Newsletter 11th November 2022
I have just finished reading a book called Landmarks by Robert Macfarlane – it’s going back to the Pontesbury library this week if you want to grab it. It’s very good. In it he talks about the loss of words used in naming things, and criss-crosses these islands to explore old names and descriptions, there are hundred of them, words like “rafty“- misty/damply cold – Essex, or “roke” – fog that rises in the evenings off marshes and water meadows – East Anglia or “kleef” – field on the steep side of a hill – Northamptonshire or “crool” – to huddle miserably together from the cold – Herefordshire or finally “griggles” – small apples left on the tree – SW England. I wonder what words we have from around here in Shropshire to describe things?
Macfarlane is worried at the loss of these words to generic, bland replacements like “hill”, “field”, “valley” or “wood” and he suggests that this loss has a direct impact upon our ability to locate or place ourselves and ultimately to affect our ability to relate to the land around us. He writes “It is not, on the whole, that natural phenomena and entities themselves are disappearing, rather that there are fewer people to name them and that once they go unnamed they go to some degree unseen”.
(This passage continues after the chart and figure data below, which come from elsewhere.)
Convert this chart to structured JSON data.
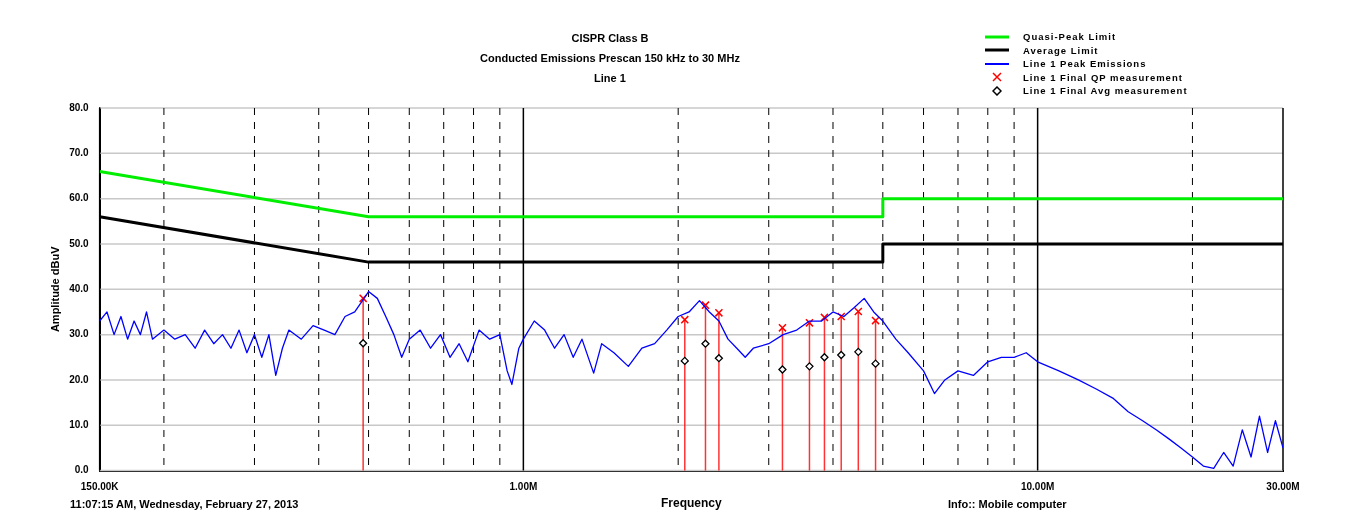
{
  "chart_data": {
    "type": "line",
    "title": "CISPR Class B",
    "subtitle": "Conducted Emissions  Prescan 150 kHz to 30 MHz",
    "annotations": [
      "Line 1",
      "11:07:15 AM, Wednesday, February 27, 2013",
      "Info:: Mobile computer"
    ],
    "xlabel": "Frequency",
    "ylabel": "Amplitude dBuV",
    "log": "x",
    "grid": true,
    "legend": "top right",
    "xlim": [
      150000,
      30000000
    ],
    "xticks": [
      {
        "value": 150000,
        "label": "150.00K"
      },
      {
        "value": 200000,
        "label": null
      },
      {
        "value": 300000,
        "label": null
      },
      {
        "value": 400000,
        "label": null
      },
      {
        "value": 500000,
        "label": null
      },
      {
        "value": 600000,
        "label": null
      },
      {
        "value": 700000,
        "label": null
      },
      {
        "value": 800000,
        "label": null
      },
      {
        "value": 900000,
        "label": null
      },
      {
        "value": 1000000,
        "label": "1.00M"
      },
      {
        "value": 2000000,
        "label": null
      },
      {
        "value": 3000000,
        "label": null
      },
      {
        "value": 4000000,
        "label": null
      },
      {
        "value": 5000000,
        "label": null
      },
      {
        "value": 6000000,
        "label": null
      },
      {
        "value": 7000000,
        "label": null
      },
      {
        "value": 8000000,
        "label": null
      },
      {
        "value": 9000000,
        "label": null
      },
      {
        "value": 10000000,
        "label": "10.00M"
      },
      {
        "value": 20000000,
        "label": null
      },
      {
        "value": 30000000,
        "label": "30.00M"
      }
    ],
    "ylim": [
      0,
      80
    ],
    "yticks": [
      {
        "value": 0,
        "label": "0.0"
      },
      {
        "value": 10,
        "label": "10.0"
      },
      {
        "value": 20,
        "label": "20.0"
      },
      {
        "value": 30,
        "label": "30.0"
      },
      {
        "value": 40,
        "label": "40.0"
      },
      {
        "value": 50,
        "label": "50.0"
      },
      {
        "value": 60,
        "label": "60.0"
      },
      {
        "value": 70,
        "label": "70.0"
      },
      {
        "value": 80,
        "label": "80.0"
      }
    ],
    "series": [
      {
        "name": "Quasi-Peak Limit",
        "color": "#00ee00",
        "x": [
          150000,
          500000,
          5000000,
          5000000,
          30000000
        ],
        "values": [
          66,
          56,
          56,
          60,
          60
        ]
      },
      {
        "name": "Average Limit",
        "color": "#000000",
        "x": [
          150000,
          500000,
          5000000,
          5000000,
          30000000
        ],
        "values": [
          56,
          46,
          46,
          50,
          50
        ]
      },
      {
        "name": "Line 1 Peak Emissions",
        "color": "#0000ff",
        "x": [
          150000,
          155000,
          160000,
          165000,
          170000,
          175000,
          180000,
          185000,
          190000,
          200000,
          210000,
          220000,
          230000,
          240000,
          250000,
          260000,
          270000,
          280000,
          290000,
          300000,
          310000,
          320000,
          330000,
          340000,
          350000,
          370000,
          390000,
          410000,
          430000,
          450000,
          470000,
          490000,
          500000,
          520000,
          540000,
          560000,
          580000,
          600000,
          630000,
          660000,
          690000,
          720000,
          750000,
          780000,
          820000,
          860000,
          900000,
          930000,
          950000,
          980000,
          1000000,
          1050000,
          1100000,
          1150000,
          1200000,
          1250000,
          1300000,
          1370000,
          1420000,
          1500000,
          1600000,
          1700000,
          1800000,
          1900000,
          2000000,
          2100000,
          2200000,
          2300000,
          2400000,
          2500000,
          2600000,
          2700000,
          2800000,
          3000000,
          3200000,
          3400000,
          3600000,
          3800000,
          4000000,
          4200000,
          4400000,
          4600000,
          4800000,
          5000000,
          5300000,
          5600000,
          6000000,
          6300000,
          6600000,
          7000000,
          7500000,
          8000000,
          8500000,
          9000000,
          9500000,
          10000000,
          11000000,
          12000000,
          13000000,
          14000000,
          15000000,
          16000000,
          17000000,
          18000000,
          19000000,
          20000000,
          21000000,
          22000000,
          23000000,
          24000000,
          25000000,
          26000000,
          27000000,
          28000000,
          29000000,
          30000000
        ],
        "values": [
          33,
          35,
          30,
          34,
          29,
          33,
          30,
          35,
          29,
          31,
          29,
          30,
          27,
          31,
          28,
          30,
          27,
          31,
          26,
          30,
          25,
          30,
          21,
          27,
          31,
          29,
          32,
          31,
          30,
          34,
          35,
          38,
          39.5,
          38,
          34,
          30,
          25,
          29,
          31,
          27,
          30,
          25,
          28,
          24,
          31,
          29,
          30,
          22,
          19,
          27,
          29,
          33,
          31,
          27,
          30,
          25,
          29,
          21.5,
          28,
          26,
          23,
          27,
          28,
          31,
          34,
          35,
          37.5,
          35,
          33,
          29,
          27,
          25,
          27,
          28,
          30,
          31,
          33,
          33,
          35,
          34,
          36,
          38,
          35,
          33,
          29,
          26,
          22,
          17,
          20,
          22,
          21,
          24,
          25,
          25,
          26,
          24,
          22,
          20,
          18,
          16,
          13,
          11,
          9,
          7,
          5,
          3,
          1,
          0.5,
          4,
          1,
          9,
          3,
          12,
          4,
          11,
          5
        ]
      },
      {
        "name": "Line 1 Final QP measurement",
        "type": "lollipop",
        "marker": "cross",
        "color": "#ff0000",
        "x": [
          488000,
          2060000,
          2260000,
          2400000,
          3190000,
          3600000,
          3850000,
          4150000,
          4480000,
          4840000
        ],
        "values": [
          38,
          33.3,
          36.5,
          34.8,
          31.5,
          32.6,
          33.8,
          34,
          35.1,
          33.1
        ]
      },
      {
        "name": "Line 1 Final Avg measurement",
        "type": "scatter",
        "marker": "diamond",
        "color": "#000000",
        "x": [
          488000,
          2060000,
          2260000,
          2400000,
          3190000,
          3600000,
          3850000,
          4150000,
          4480000,
          4840000
        ],
        "values": [
          28.1,
          24.2,
          28,
          24.8,
          22.3,
          23,
          25,
          25.5,
          26.2,
          23.6
        ]
      }
    ]
  }
}
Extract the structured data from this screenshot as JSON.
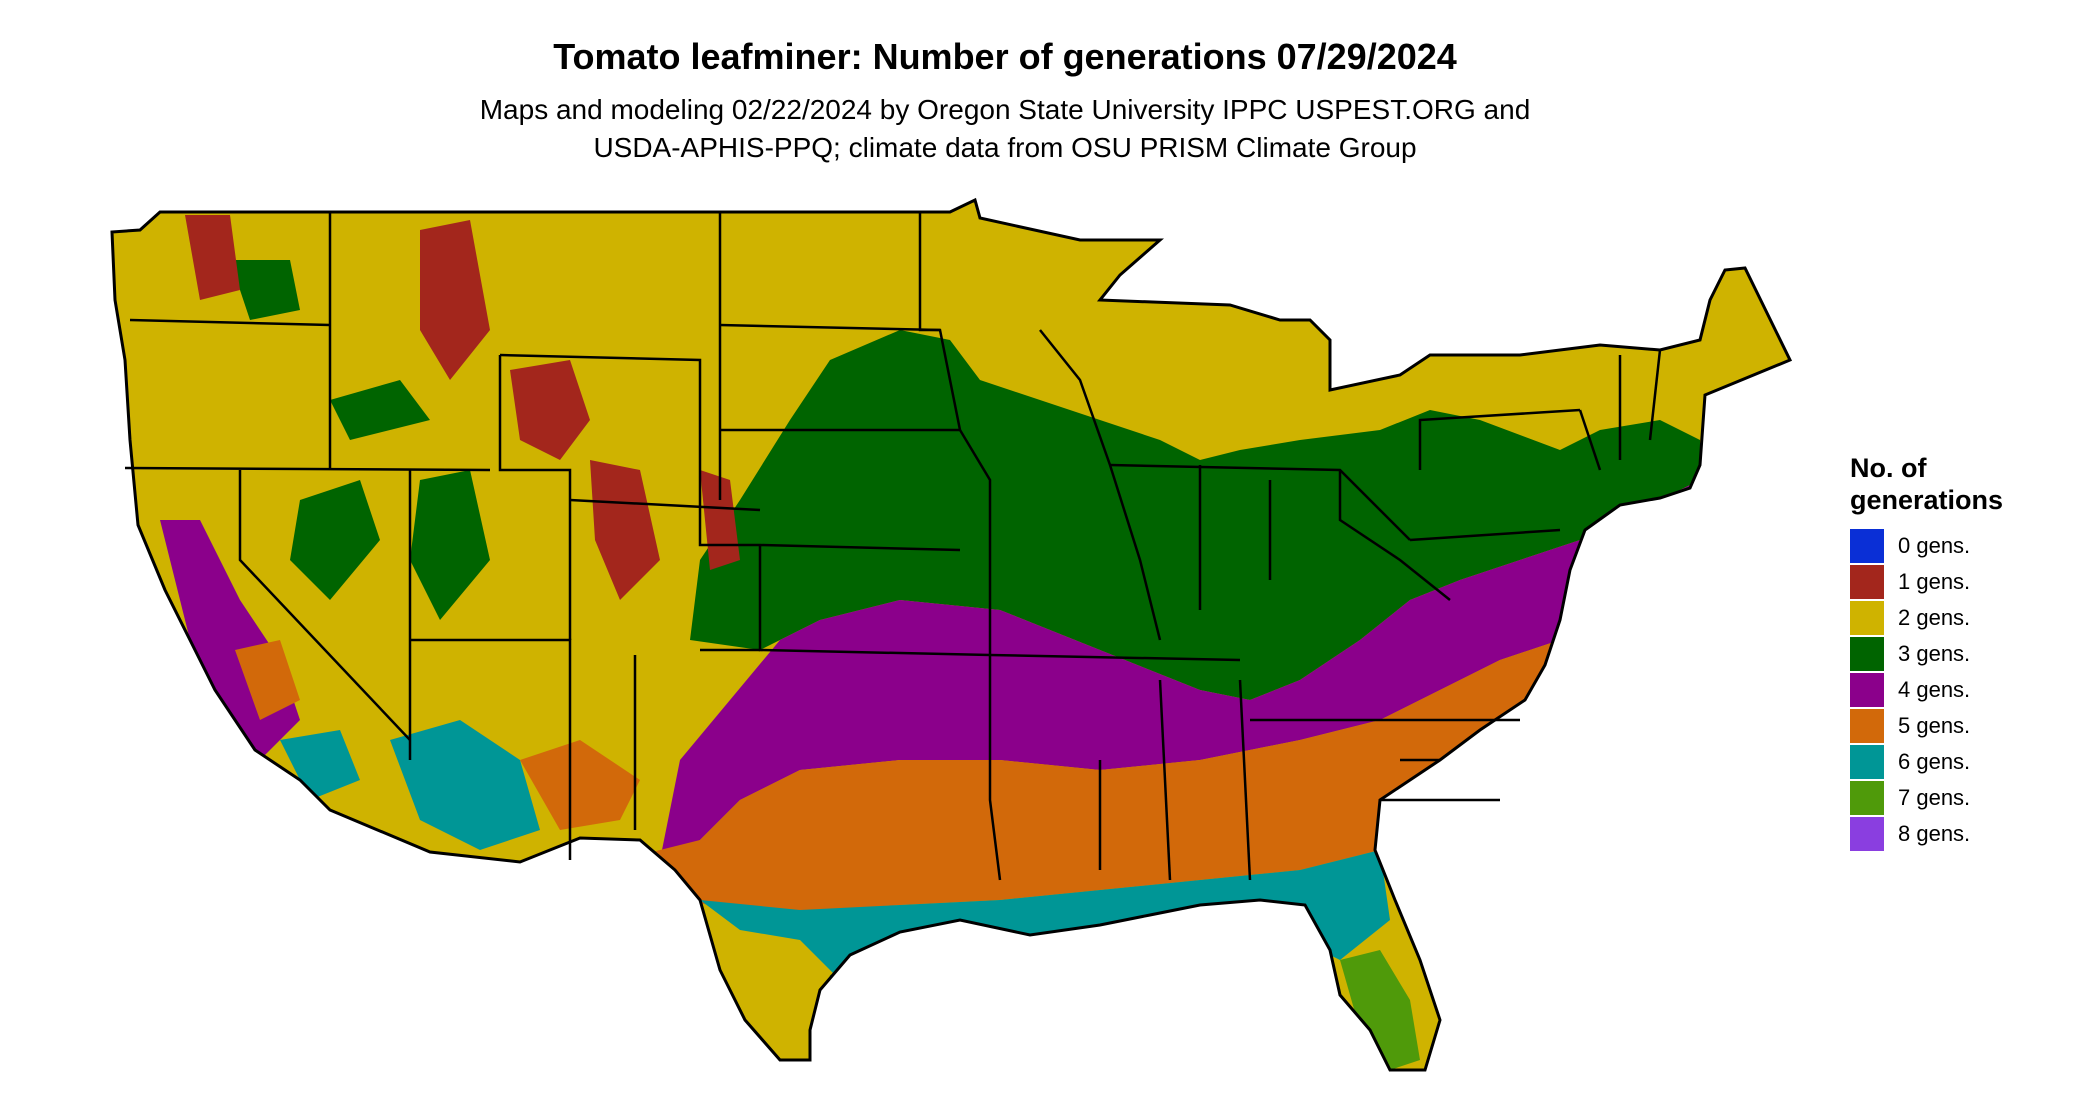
{
  "title": "Tomato leafminer: Number of generations 07/29/2024",
  "subtitle_line1": "Maps and modeling 02/22/2024 by Oregon State University IPPC USPEST.ORG and",
  "subtitle_line2": "USDA-APHIS-PPQ; climate data from OSU PRISM Climate Group",
  "legend": {
    "title_line1": "No. of",
    "title_line2": "generations",
    "items": [
      {
        "label": "0 gens.",
        "color": "#0a2fd6"
      },
      {
        "label": "1 gens.",
        "color": "#a3261c"
      },
      {
        "label": "2 gens.",
        "color": "#cfb300"
      },
      {
        "label": "3 gens.",
        "color": "#006400"
      },
      {
        "label": "4 gens.",
        "color": "#8b008b"
      },
      {
        "label": "5 gens.",
        "color": "#d2690a"
      },
      {
        "label": "6 gens.",
        "color": "#009696"
      },
      {
        "label": "7 gens.",
        "color": "#4f9a0a"
      },
      {
        "label": "8 gens.",
        "color": "#8a3ee0"
      }
    ]
  }
}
It struck me that in Genesis, God brought every animal of the field and bird of the air to the man to see what he would call them and “whatever the man called every living creature; that was its name” (Gen 2:19). I assume that the man also named the countryside around him as well including any notable features and that for many generations this has been a continuing and flourishing activity. Not anymore – we live in a statist, generic, bland time and our ability to provide nuance or detail in many things let alone the names of places is fading – a kind of reverse evolution if you like and I wonder to what extent our cultural demotion of God creates or allows for a reverse progression in our humanity and whether in a (perhaps short) period of time we will be reduced to grunting at one another. And on that cheery note this weekend I encourage you to think of old names for things, names your granny used to tell you and allow yourself to reconnect to the earth on which you stand and see with fresh eyes where God has placed you.